Comment ce petit garçon qui avait des traits similaires aux siens pouvait-il n’être personne ? L’enfant ne comprenait pas. Dans son lit, la nuit, il pensait à lui. Imaginait qu’ensemble ils dormaient entre les draps froids et rigides, fraîchement lavés, qu’ensemble ils chapardaient des fruits confits avant de les boulotter et qu’ensemble ils se faisaient réprimander ou câliner. Ensemble.
Ce jour-là marqua un tournant dans sa jeune vie. Il n’était plus seul. Ce qui était réconfortant et pesant à la fois. Un petit homme à l’apparence brumeuse flottait au-dessus de lui, visitait régulièrement ses rêves, déformait son quotidien, en lui soufflant des mots étranges, désagréables ou drôles suivant les circonstances.

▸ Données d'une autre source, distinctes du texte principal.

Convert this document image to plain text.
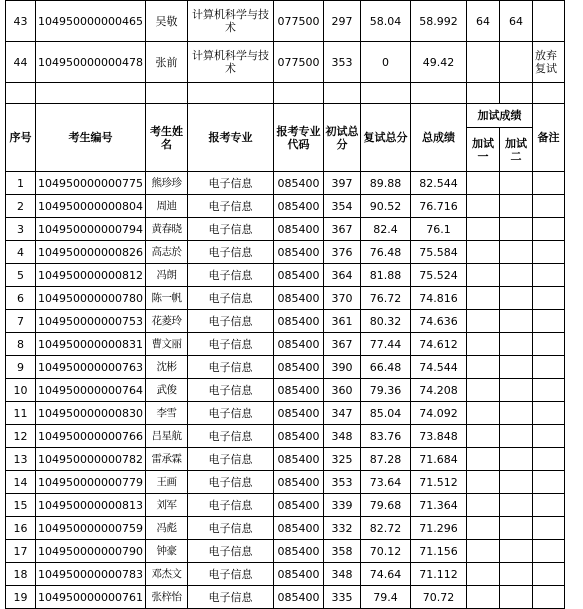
43	104950000000465	吴敬	计算机科学与技术	077500	297	58.04	58.992	64	64	
44	104950000000478	张前	计算机科学与技术	077500	353	0	49.42			放弃复试

序号	考生编号	考生姓名	报考专业	报考专业代码	初试总分	复试总分	总成绩	加试成绩		备注
								加试一	加试二	
1	104950000000775	熊珍珍	电子信息	085400	397	89.88	82.544			
2	104950000000804	周迪	电子信息	085400	354	90.52	76.716			
3	104950000000794	黄春晓	电子信息	085400	367	82.4	76.1			
4	104950000000826	高志於	电子信息	085400	376	76.48	75.584			
5	104950000000812	冯朗	电子信息	085400	364	81.88	75.524			
6	104950000000780	陈一帆	电子信息	085400	370	76.72	74.816			
7	104950000000753	花菱玲	电子信息	085400	361	80.32	74.636			
8	104950000000831	曹文丽	电子信息	085400	367	77.44	74.612			
9	104950000000763	沈彬	电子信息	085400	390	66.48	74.544			
10	104950000000764	武俊	电子信息	085400	360	79.36	74.208			
11	104950000000830	李雪	电子信息	085400	347	85.04	74.092			
12	104950000000766	吕星航	电子信息	085400	348	83.76	73.848			
13	104950000000782	雷承霖	电子信息	085400	325	87.28	71.684			
14	104950000000779	王画	电子信息	085400	353	73.64	71.512			
15	104950000000813	刘军	电子信息	085400	339	79.68	71.364			
16	104950000000759	冯彪	电子信息	085400	332	82.72	71.296			
17	104950000000790	钟豪	电子信息	085400	358	70.12	71.156			
18	104950000000783	邓杰文	电子信息	085400	348	74.64	71.112			
19	104950000000761	张梓怡	电子信息	085400	335	79.4	70.72			
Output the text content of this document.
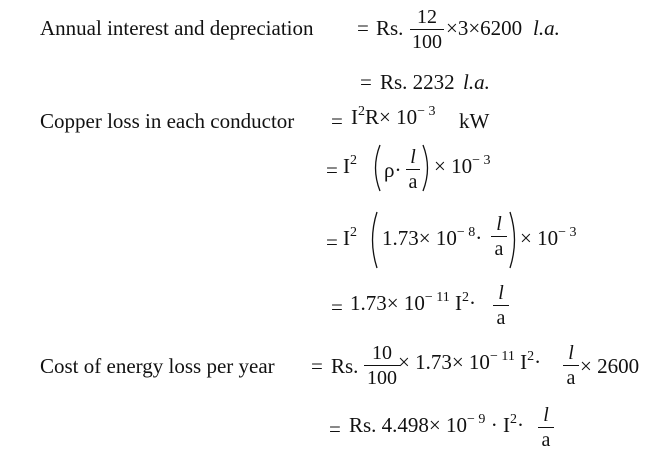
Annual interest and depreciation = Rs. 12
100
×3×6200 l.a.
= Rs. 2232 l.a.
Copper loss in each conductor = $I^2R\times 10^{- 3}$ kW
= $I^2$ ρ·
l
a
× $10^{- 3}$
= $I^2$ $1.73\times 10^{- 8}\cdot$
l
$a \times 10^{- 3}$
= $1.73\times 10^{- 11}$ $I^2\cdot l$
a
Cost of energy loss per year = Rs.
10
100
× $1.73\times 10^{- 11}$ $I^2\cdot l$
a × 2600
= Rs. $4.498\times 10^{- 9} \cdot I^2\cdot l$
a
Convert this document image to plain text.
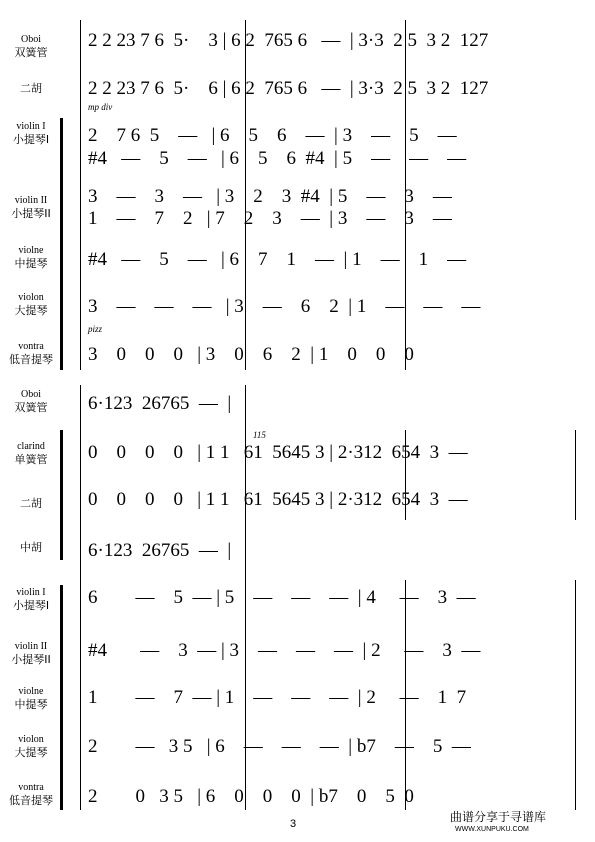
Oboi
双簧管
二胡
violin I
小提琴I
violin II
小提琴II
violne
中提琴
violon
大提琴
vontra
低音提琴
2 2 23 7 6  5·    3 | 6 2  765 6   —  | 3·3  2 5  3 2  127
2 2 23 7 6  5·    6 | 6 2  765 6   —  | 3·3  2 5  3 2  127
2    7 6  5    —   | 6    5    6    —  | 3    —    5    —
#4   —    5    —   | 6    5    6  #4  | 5    —    —    —
3    —    3    —   | 3    2    3  #4  | 5    —    3    —
1    —    7    2   | 7    2    3    —  | 3    —    3    —
#4   —    5    —   | 6    7    1    —  | 1    —    1    —
3    —    —    —   | 3    —    6    2  | 1    —    —    —
3    0    0    0   | 3    0    6    2  | 1    0    0    0
mp div
pizz
Oboi
双簧管
clarind
单簧管
二胡
中胡
violin I
小提琴I
violin II
小提琴II
violne
中提琴
violon
大提琴
vontra
低音提琴
6·123  26765  —  |
0    0    0    0   | 1 1   61  5645 3 | 2·312  654  3  —
0    0    0    0   | 1 1   61  5645 3 | 2·312  654  3  —
6·123  26765  —  |
6        —    5  — | 5    —    —    —  | 4     —    3  —
#4       —    3  — | 3    —    —    —  | 2     —    3  —
1        —    7  — | 1    —    —    —  | 2     —    1  7
2        —   3 5   | 6    —    —    —  | b7    —    5  —
2        0   3 5   | 6    0    0    0  | b7    0    5  0
115
3	曲谱分享于寻谱库
WWW.XUNPUKU.COM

Le monde autour de lui avait changé, irrémédiablement. Une alliance invisible, un nœud indestructible le reliait à ce visage en noir et blanc dont il ne connaissait rien. Et pourtant, il pressentait déjà qu’il lui était redevable de quelque chose, quelque chose de très important. Pressentait également que cet être qu’il n’avait jamais vu en chair et en os n’était pas tout à fait comme lui. D’ailleurs, chaque fois qu’il lui apparaissait, il était entouré d’un brouillard épais et fumant qui semblait émaner de son petit corps blanc. Où pouvait-il bien être à présent ? Que faisait-il ? Avait-il des parents ? Ou était-il élevé par une famille d’éléphants, de fées marraines ou de singes parlants ? Et cette ressemblance étonnante, d’où venait-elle ? Il était beaucoup plus petit que lui, un sentiment de protection l’avait tout de suite envahi vis-à-vis de ce bambin aux yeux ronds.
Des millions de questions se bousculaient au portillon de sa conscience, mais il n’y avait personne pour y répondre. Il savait qu’il valait mieux se taire. Aucun doute là-dessus. Le silence était de rigueur. Il l’avait senti au ton autoritaire et virulent qu’avait employé sa mère en lui reprenant violemment le portrait en noir et blanc.